Praia do Futuro


- Bom Trabalho -

Depois de assisti-lo uma segunda vez, os vazios invisíveis que perpassam toda a duração de Praia do Futuro, em forma e conteúdo, me pareceram muito semelhantes àqueles que haviam me encantado em Um Brinde à Amizade. Se o filme de Joe Swanberg alcançava -através de sua feitura baseada em improvisação- essa magia de transformar o não-dito e o não-realizado em algo tão vivo; Aïnouz consegue resultado parecido de maneira bem menos corajosa, e nem por isso menos relevante. A construção elíptica, que a princípio soa desagradavelmente turbulenta, é na verdade um reflexo bastante calculado de uma alma que está em sofrimento, e a certo grau nunca deixará esta condição.

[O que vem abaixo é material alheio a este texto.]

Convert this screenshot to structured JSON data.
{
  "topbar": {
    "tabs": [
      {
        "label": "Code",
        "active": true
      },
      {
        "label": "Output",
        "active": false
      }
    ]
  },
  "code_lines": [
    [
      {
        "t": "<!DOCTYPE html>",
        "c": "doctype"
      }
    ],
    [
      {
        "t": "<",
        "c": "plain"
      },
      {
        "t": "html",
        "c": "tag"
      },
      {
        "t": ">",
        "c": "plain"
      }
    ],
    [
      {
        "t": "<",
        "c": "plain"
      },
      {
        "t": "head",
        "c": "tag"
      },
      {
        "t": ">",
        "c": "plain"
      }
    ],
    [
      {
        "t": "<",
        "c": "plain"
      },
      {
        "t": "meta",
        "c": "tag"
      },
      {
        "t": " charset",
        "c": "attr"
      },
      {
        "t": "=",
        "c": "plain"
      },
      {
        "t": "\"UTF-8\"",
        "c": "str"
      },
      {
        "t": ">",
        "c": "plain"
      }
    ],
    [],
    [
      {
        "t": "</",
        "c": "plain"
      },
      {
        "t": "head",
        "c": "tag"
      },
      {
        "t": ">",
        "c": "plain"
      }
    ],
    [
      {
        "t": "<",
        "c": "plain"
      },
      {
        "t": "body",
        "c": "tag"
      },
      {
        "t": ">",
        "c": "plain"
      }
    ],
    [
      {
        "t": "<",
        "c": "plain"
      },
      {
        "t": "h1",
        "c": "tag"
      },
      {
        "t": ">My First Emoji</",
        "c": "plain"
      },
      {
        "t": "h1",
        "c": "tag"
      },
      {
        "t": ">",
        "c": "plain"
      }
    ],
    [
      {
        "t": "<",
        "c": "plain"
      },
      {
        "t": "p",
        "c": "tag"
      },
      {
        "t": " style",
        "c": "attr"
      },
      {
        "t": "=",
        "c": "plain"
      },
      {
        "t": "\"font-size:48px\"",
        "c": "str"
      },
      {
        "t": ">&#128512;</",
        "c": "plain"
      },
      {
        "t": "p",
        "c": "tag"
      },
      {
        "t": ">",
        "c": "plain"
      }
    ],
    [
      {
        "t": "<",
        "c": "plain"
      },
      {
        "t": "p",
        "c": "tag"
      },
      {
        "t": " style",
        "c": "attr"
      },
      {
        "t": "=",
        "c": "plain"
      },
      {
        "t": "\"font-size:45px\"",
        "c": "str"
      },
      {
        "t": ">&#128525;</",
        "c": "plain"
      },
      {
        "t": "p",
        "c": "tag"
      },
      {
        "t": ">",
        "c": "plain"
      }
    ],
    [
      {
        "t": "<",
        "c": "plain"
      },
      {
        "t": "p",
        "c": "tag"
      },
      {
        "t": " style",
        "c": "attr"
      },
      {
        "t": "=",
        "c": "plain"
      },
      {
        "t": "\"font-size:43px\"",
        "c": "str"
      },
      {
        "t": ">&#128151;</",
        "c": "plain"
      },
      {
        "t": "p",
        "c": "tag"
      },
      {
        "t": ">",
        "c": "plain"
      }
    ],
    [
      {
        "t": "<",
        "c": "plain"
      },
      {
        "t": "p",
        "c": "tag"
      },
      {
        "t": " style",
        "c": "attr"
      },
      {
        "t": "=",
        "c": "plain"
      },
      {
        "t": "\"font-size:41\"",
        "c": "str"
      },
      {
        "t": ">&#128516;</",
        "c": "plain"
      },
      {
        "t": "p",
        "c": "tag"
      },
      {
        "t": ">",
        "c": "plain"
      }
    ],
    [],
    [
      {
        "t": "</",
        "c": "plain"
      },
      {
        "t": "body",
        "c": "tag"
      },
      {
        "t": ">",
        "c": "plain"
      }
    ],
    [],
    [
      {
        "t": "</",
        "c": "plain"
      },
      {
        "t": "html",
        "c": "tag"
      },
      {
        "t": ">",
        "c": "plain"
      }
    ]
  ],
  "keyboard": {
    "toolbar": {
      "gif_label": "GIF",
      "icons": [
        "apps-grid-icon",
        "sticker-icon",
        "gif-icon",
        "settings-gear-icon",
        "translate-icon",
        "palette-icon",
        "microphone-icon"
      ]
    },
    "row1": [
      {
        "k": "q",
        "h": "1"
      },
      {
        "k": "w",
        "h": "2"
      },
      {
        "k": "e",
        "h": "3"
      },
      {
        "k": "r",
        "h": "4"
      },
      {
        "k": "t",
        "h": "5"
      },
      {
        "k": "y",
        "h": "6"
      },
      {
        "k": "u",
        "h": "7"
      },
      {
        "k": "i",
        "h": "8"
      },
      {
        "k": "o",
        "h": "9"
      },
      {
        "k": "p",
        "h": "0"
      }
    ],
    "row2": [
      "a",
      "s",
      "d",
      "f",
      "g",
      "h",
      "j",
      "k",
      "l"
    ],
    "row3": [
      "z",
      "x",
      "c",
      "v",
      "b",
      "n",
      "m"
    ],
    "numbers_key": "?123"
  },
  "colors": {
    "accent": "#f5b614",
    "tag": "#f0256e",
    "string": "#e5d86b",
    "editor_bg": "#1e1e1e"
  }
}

Donato, interpretado por Wagner Moura de maneira capaz, mas longe da chuva de elogios que recaem sobre ele, é quase como todos os outros protagonistas que Karim já criou; uma pessoa que culpa seu espaço geográfico por uma eterna sensação de desconforto e não-pertencimento, e que tem na fuga sua maior esperança de reencontrar a paz. Essas jornadas épicas de reencontro pessoal eram acompanhadas por paisagens que dialogavam com o tamanho das dores que as personagens carregavam, mas em Praia do Futuro, especialmente por jamais estarmos perfeitamente conscientes do quê aflige Donato, sua fuga de Fortaleza, e gradual (des)encanto por Berlim são tratados quase como mistérios que, enquanto buscam ser desvendados, frustram a relação emocional que eu esperava criar com o filme. É inegável que Karim continua sendo um cineasta muito terno, sem jamais soar melodramático, e não é o caso de Praia ser um filme frio (os momentos entre Ayrton e Donato no primeiro e último capítulo são absolutamente tocantes), mas certamente distante; enquanto parece acreditar que observa aquelas pessoas e seus anseios de perto.

Mesmo quando parece nos fornecer pistas valiosas através de cada um de seus cuidadosos aspectos estéticos; por exemplo o constante barulho de mar que domina o desenho de som mesmo quando não se faz visualmente presente e em seguida dá lugar ao silêncio incômodo e ao barulho dos trens de Berlim; ou mesmo a cor da pele de Moura, que abandona o dourado praiano e se transforma num branco pálido e inofensivo, o filme soa como já tivesse sido resolvido quando duas linhas de diálogo traçam um perfil tão preciso quanto possível de seu protagonista. Em momentos pouco distantes um do outro, Moura diz que “não dá pra construir nada na Praia do Futuro” e “não consigo viver onde não tem praia”; seria então sua insatisfação, afinal, um desejo infantil de não aceitar aquilo que lhe oferecido, mas não ter como justificar essa recusa? Porque certamente toda a gama de questões sexuais e familiares que perpassam seu inferno existencial parecem ser resolvidas em algum lugar extra-filme, de maneira muito menos inquisitiva e participativa do que o almejado. Ao passo que essas são perguntas deliciosamente complexas de se responder, o fato delas poderem ser as bases de um filme do Karim já coloca ele um nível abaixo de tudo que ele fez antes.